Küresel Atık Geri Dönüşüm Hizmetleri Pazarı’nın 2027 yılına kadar 77,6 milyar dolar gelir elde etmesi bekleniyor.
MarketStudyReport’un hazırladığı rapora göre, 2020 yılında 54,39 milyar dolar değerinde olan pazarın, 2021-2027 döneminde yüzde 5,2 oranında büyümesi öngörülüyor. Pazarın, aynı dönem içerisinde yüzde 7,8 yıllık bileşik büyüme oranı ile çalışma döneminin sonunda 657,111 milyon dolar toplaması bekleniyor.
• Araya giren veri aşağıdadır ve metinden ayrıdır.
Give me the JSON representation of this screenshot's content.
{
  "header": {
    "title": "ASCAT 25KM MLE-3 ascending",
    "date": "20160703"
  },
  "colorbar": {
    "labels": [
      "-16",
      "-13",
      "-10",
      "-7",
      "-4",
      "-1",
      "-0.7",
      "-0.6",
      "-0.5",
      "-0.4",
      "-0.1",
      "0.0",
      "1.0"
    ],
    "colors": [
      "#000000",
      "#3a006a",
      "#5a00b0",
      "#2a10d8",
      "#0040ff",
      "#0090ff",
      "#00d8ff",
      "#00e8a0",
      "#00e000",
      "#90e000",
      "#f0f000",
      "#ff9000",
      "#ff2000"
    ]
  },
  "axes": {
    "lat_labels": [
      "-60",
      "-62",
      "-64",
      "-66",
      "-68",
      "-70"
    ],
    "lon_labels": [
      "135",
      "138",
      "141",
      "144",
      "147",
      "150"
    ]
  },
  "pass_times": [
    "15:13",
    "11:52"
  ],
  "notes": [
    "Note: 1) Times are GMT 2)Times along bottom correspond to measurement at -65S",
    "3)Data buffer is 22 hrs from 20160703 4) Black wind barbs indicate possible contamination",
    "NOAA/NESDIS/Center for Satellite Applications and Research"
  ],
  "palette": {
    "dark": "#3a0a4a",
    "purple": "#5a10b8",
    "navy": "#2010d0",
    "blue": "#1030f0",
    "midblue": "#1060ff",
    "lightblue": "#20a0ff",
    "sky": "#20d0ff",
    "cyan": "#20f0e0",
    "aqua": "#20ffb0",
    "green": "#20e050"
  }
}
Atık yönetimi konusunda oluşan farkındalık, artan nüfus, genişleyen şehirleşme ve hükümetler tarafından yapılan yeni düzenlemelerle birlikte geri dönüşüm hizmetleri pazarının hızla büyüyeceği öngörülüyor. Örneğin Dünya Bankası Grubu’nun verilerine göre, 2016 yılında, dünya genelinde günde 2,01 milyar ton katı atık üretildi. Üretilen katı atığın, 2050 yılına kadar yüzde 70 oranında artarak 3,4 milyar tona ulaşacağı tahmin ediliyor.
Atıkların tekrar üretime dahil edildiği döngüsel ekonomi endüstrisinde; odun, plastik, gıda, cam, elektronik, giyim ve tekstil atıkları gibi segmentler dünya genelinde döngüsel metotların yaygın olarak kullanıldığı alanlar olarak belirtilirken, artan nüfusun etkisiyle gıda atığının, diğer atık türleri içinde en büyük gelir payına sahip olarak öne çıktığı vurgulanıyor.
Raporun bir bölümünde “Küresel Atık Geri Dönüşüm Hizmetleri Pazarı” başlığı altında Asya Pasifik, Kuzey Amerika, Avrupa, Latin Amerika ve Dünyanın Geri Kalanı olarak bölgesel analiz de yapıldı. Buna göre Asya Pasifik, atık malzeme yönetimi konusunda artan farkındalığın yanı sıra şirketlerin ve devlet kurumlarının etkin atık geri dönüşümü için hayata geçirdiği uygulamalar sayesinde pazar payı açısından dünya çapında lider konuma ulaştı. Avrupa ve Kuzey Amerika’nın da 2021-2027 döneminde yüksek büyüme oranını yakalaması bekleniyor.
Ayrıca raporda bazı uluslararası markalar döngüsel ekonomik modelde önde gelen oyuncular olarak belirtiliyor. Bunlar; ZARA SA, Unilever plc, Sony Group Corporation, Panasonic Corporation, Nestle SA, International Business Machines Corporation, Inter IKEA Systems BV, Hennes & Mauritz AB (H&M), Cisco Systems Inc. ve Adidas AG.
“Değer” kavramı yeniden anlamlandırılmalı
Yeni Zelanda’da yayımlanan yeni bir rapor ise, mevcut finansal sistemin döngüsel ekonomiye geçişi yavaşlatan engellerle dolu olduğunu gösteriyor.
Sustainable Business Network ve Grant Thornton’un ortak hazırladığı raporda, ekonomilerin doğal varlıkların tüketilmesi üzerine kurulduğu ve bu sayede elde edilen kazancın da başarı göstergesi olarak kabul edildiği belirtiliyor. Dolayısıyla mevcut finansal sistemin atık üretimini teşvik ettiği ancak atık geri dönüşümü konusunda yetersiz kaldığı ifade ediliyor.
Grant Thornton Sürdürülebilirlik ve Etki Lideri Michael Worth, işletmelerin sürdürülebilir bir şekilde üretilen ürünlerin piyasada rekabet edebilir hale gelmediği sürece bu modelden vazgeçmeyeceklerini söylüyor. Worth, halihazırdaki uygulamaların, şirketleri döngüsel ekonomi konusunda motive etmediğini ifade ederek yeni düzenlemelerin yapılması gerektiğinin de önemine değiniyor.
Rapor, “değer” kavramının döngüsel bir ekonomi bağlamında yeniden anlamlandırılmasının önemini vurguluyor. Bu kapsamda, değer kavramının maddiyat üzerinden değil, neyi koruduğumuz ve neyi dönüştürdüğümüz üzerinden yeniden adlandırılması gerektiği belirtiliyor.